Recently, Penguin Computing announced an offer for renting time on their clusters optimized for HPC work, and specifically on machines having Tesla units attached. I’m very interested in that kind of service - I do my work as an external consultant, but I prefer to do all of my development on a laptop, while having arranged with my employers to provide me with remote access to Tesla equipped machine or two, for occasional testing and profiling work. This worked very well for me so far, as I had no need to spend money, or space in my apartment, for bulky and noisy towers; however, oftentimes this kind of arrangement is not working very well for my employers: usually, they do not have guys on board with that much expertise in administering this kind of machine, and the machine does not get utilized very much anyway, so the setup is not that cost-effective to them.
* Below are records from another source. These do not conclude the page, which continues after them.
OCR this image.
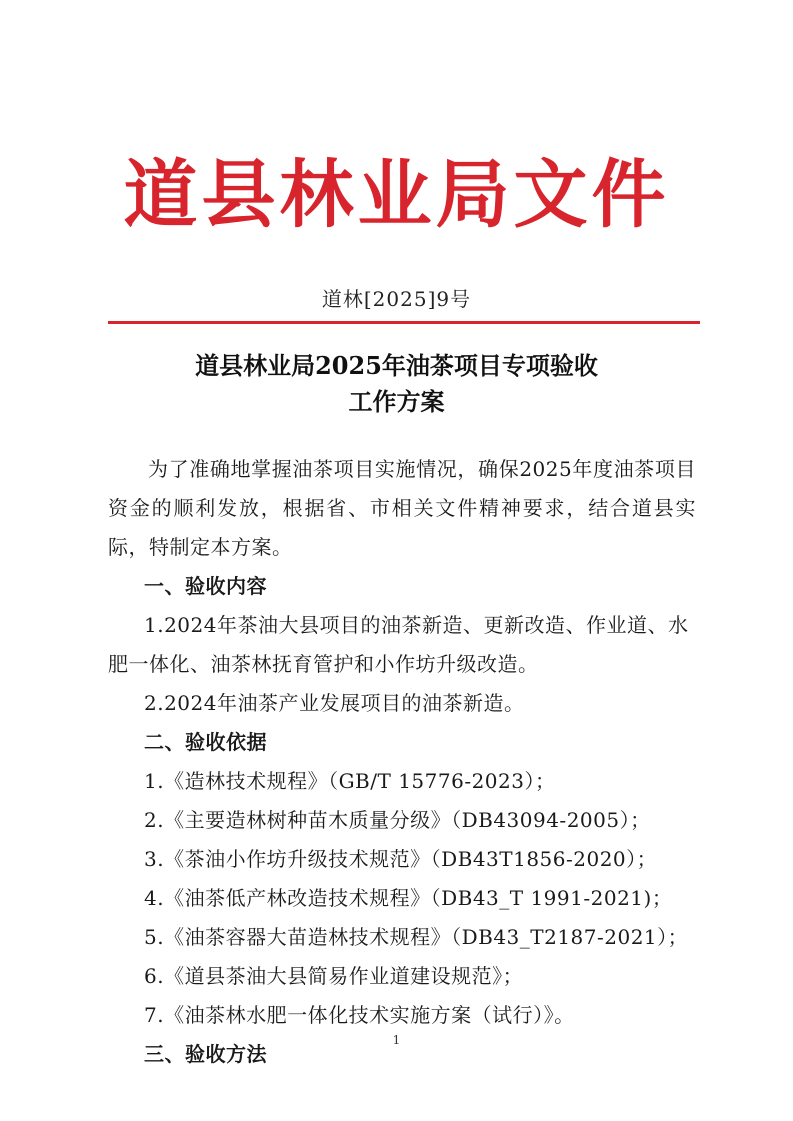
道县林业局文件
道林[2025]9号
道县林业局2025年油茶项目专项验收
工作方案

为了准确地掌握油茶项目实施情况，确保2025年度油茶项目资金的顺利发放，根据省、市相关文件精神要求，结合道县实际，特制定本方案。

一、验收内容

1.2024年茶油大县项目的油茶新造、更新改造、作业道、水肥一体化、油茶林抚育管护和小作坊升级改造。

2.2024年油茶产业发展项目的油茶新造。

二、验收依据

1.《造林技术规程》（GB/T 15776-2023）；

2.《主要造林树种苗木质量分级》（DB43094-2005）；

3.《茶油小作坊升级技术规范》（DB43T1856-2020）；

4.《油茶低产林改造技术规程》（DB43_T 1991-2021)；

5.《油茶容器大苗造林技术规程》（DB43_T2187-2021）；

6.《道县茶油大县简易作业道建设规范》；

7.《油茶林水肥一体化技术实施方案（试行）》。

三、验收方法

1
So I think having this kind of resource on-demand would be great, and I was crossing my fingers for more of these offerings to appear; thus, I was very excited after learning about Penguin Computing offering, but I’d also like to know does anyone else in forum is aware of, or have any kind of experience, with other alike offerings?
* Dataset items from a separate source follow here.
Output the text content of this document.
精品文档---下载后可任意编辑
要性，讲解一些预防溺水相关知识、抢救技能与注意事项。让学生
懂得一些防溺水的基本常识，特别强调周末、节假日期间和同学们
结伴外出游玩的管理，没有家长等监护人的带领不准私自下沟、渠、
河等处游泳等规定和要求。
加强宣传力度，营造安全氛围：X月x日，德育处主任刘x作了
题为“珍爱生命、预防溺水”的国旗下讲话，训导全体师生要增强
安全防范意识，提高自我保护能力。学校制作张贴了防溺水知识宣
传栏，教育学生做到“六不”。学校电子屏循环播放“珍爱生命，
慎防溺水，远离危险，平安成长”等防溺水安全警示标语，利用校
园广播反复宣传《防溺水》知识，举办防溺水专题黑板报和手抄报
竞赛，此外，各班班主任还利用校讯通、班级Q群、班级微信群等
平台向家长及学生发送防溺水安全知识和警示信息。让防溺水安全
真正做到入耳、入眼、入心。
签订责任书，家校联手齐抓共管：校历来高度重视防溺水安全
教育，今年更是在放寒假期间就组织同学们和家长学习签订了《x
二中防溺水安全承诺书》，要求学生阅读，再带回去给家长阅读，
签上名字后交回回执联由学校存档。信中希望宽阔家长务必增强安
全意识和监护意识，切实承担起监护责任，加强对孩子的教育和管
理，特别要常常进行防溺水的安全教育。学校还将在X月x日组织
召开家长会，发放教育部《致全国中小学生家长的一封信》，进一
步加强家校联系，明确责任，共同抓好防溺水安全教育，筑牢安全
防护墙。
What is great about Penguin Computing entering this market is that these guys have great expertise in HPC clusters. And from what I was able to learn so far - they did it right: user is provided with remote access over SSH as expected, hardware choice is very good (high-end Intel processors, InfiniBand connections if needed, GPU access if needed), and cluster is managed by Scyld (logically, as Scyld is their product; but Scyld is also, in my experience, very nice choice, from user perspective, for that kind of setup). However, there is hefty “setup” price attached ($5000, and it seems no hours are included in this), and core hours are not that cheap either (I was told pricing starts from $0.70 per hour); and on the other side it is rather hard (not much details about the offer available: no public mailing list or forum to inquire, sales guys very kind but somehow slow in providing details) to get more precise information about various peculiarities in using that kind of system (for example: how exactly hours used are calculated, what are policies about drivers and software stack updates, etc.).
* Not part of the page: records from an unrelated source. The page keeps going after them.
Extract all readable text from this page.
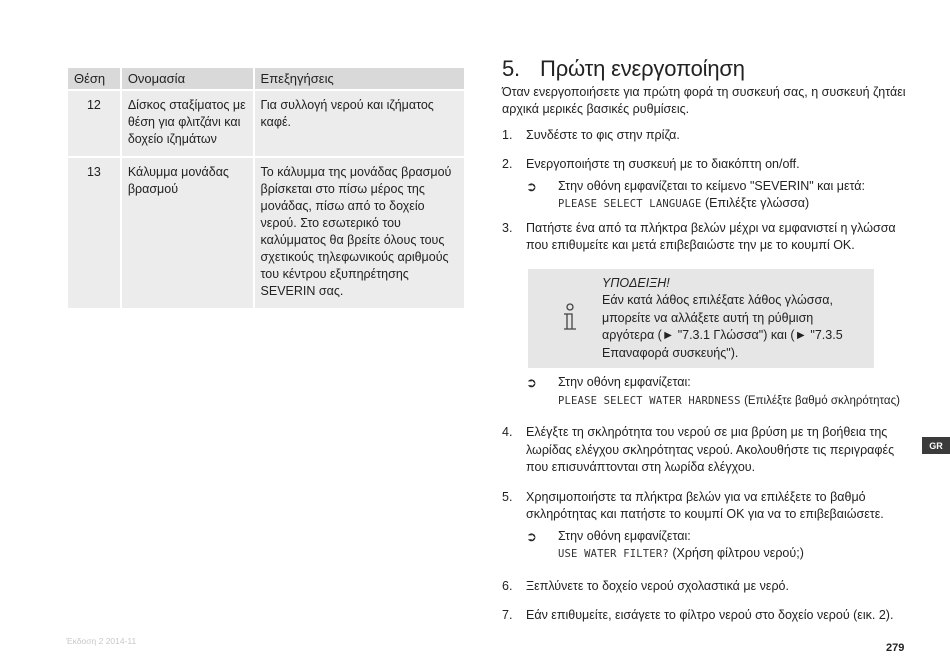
Θέση	Ονομασία	Επεξηγήσεις
12	Δίσκος σταξίματος με θέση για φλιτζάνι και δοχείο ιζημάτων	Για συλλογή νερού και ιζήματος καφέ.
13	Κάλυμμα μονάδας βρασμού	Το κάλυμμα της μονάδας βρασμού βρίσκεται στο πίσω μέρος της μονάδας, πίσω από το δοχείο νερού. Στο εσωτερικό του καλύμματος θα βρείτε όλους τους σχετικούς τηλεφωνικούς αριθμούς του κέντρου εξυπηρέτησης SEVERIN σας.
5. Πρώτη ενεργοποίηση

Όταν ενεργοποιήσετε για πρώτη φορά τη συσκευή σας, η συσκευή ζητάει αρχικά μερικές βασικές ρυθμίσεις.

1.	Συνδέστε το φις στην πρίζα.
2.	Ενεργοποιήστε τη συσκευή με το διακόπτη on/off.
➲	Στην οθόνη εμφανίζεται το κείμενο "SEVERIN" και μετά:
PLEASE SELECT LANGUAGE (Επιλέξτε γλώσσα)
3.	Πατήστε ένα από τα πλήκτρα βελών μέχρι να εμφανιστεί η γλώσσα που επιθυμείτε και μετά επιβεβαιώστε την με το κουμπί OK.
ΥΠΟΔΕΙΞΗ!
Εάν κατά λάθος επιλέξατε λάθος γλώσσα, μπορείτε να αλλάξετε αυτή τη ρύθμιση αργότερα (► "7.3.1 Γλώσσα") και (► "7.3.5 Επαναφορά συσκευής").
➲	Στην οθόνη εμφανίζεται:
PLEASE SELECT WATER HARDNESS (Επιλέξτε βαθμό σκληρότητας)
4.	Ελέγξτε τη σκληρότητα του νερού σε μια βρύση με τη βοήθεια της λωρίδας ελέγχου σκληρότητας νερού. Ακολουθήστε τις περιγραφές που επισυνάπτονται στη λωρίδα ελέγχου.
5.	Χρησιμοποιήστε τα πλήκτρα βελών για να επιλέξετε το βαθμό σκληρότητας και πατήστε το κουμπί OK για να το επιβεβαιώσετε.
➲	Στην οθόνη εμφανίζεται:
USE WATER FILTER? (Χρήση φίλτρου νερού;)
6.	Ξεπλύνετε το δοχείο νερού σχολαστικά με νερό.
7.	Εάν επιθυμείτε, εισάγετε το φίλτρο νερού στο δοχείο νερού (εικ. 2).
GR
Έκδοση 2 2014-11
279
Out of other alike offerings, I was long ago aware of hoopoe, but seems like there is no progress from alpha testing phase from these guys long time ago, and on the other side recently I’ve encountered alike offer from ZetaExpress, but I was not inquiring about details (however, their pricing info seems to be publicly available). So I would be interested in eventual experience of forum members on any kind of system of this type, as well as on general opinion of these offerings. I still think even with pricing as high as it seems for Penguin Computing offering, that this kind of service could be cost-effective, at least for the development purposes in the kind of setup I described above: typical high-end multi-GPU machine would cost around $10000, and for that money one should be able to buy enough hours for couple years of periodical code testing and profiling, and still save himself from trouble of maintaining needed hardware, accompanying power bills, etc.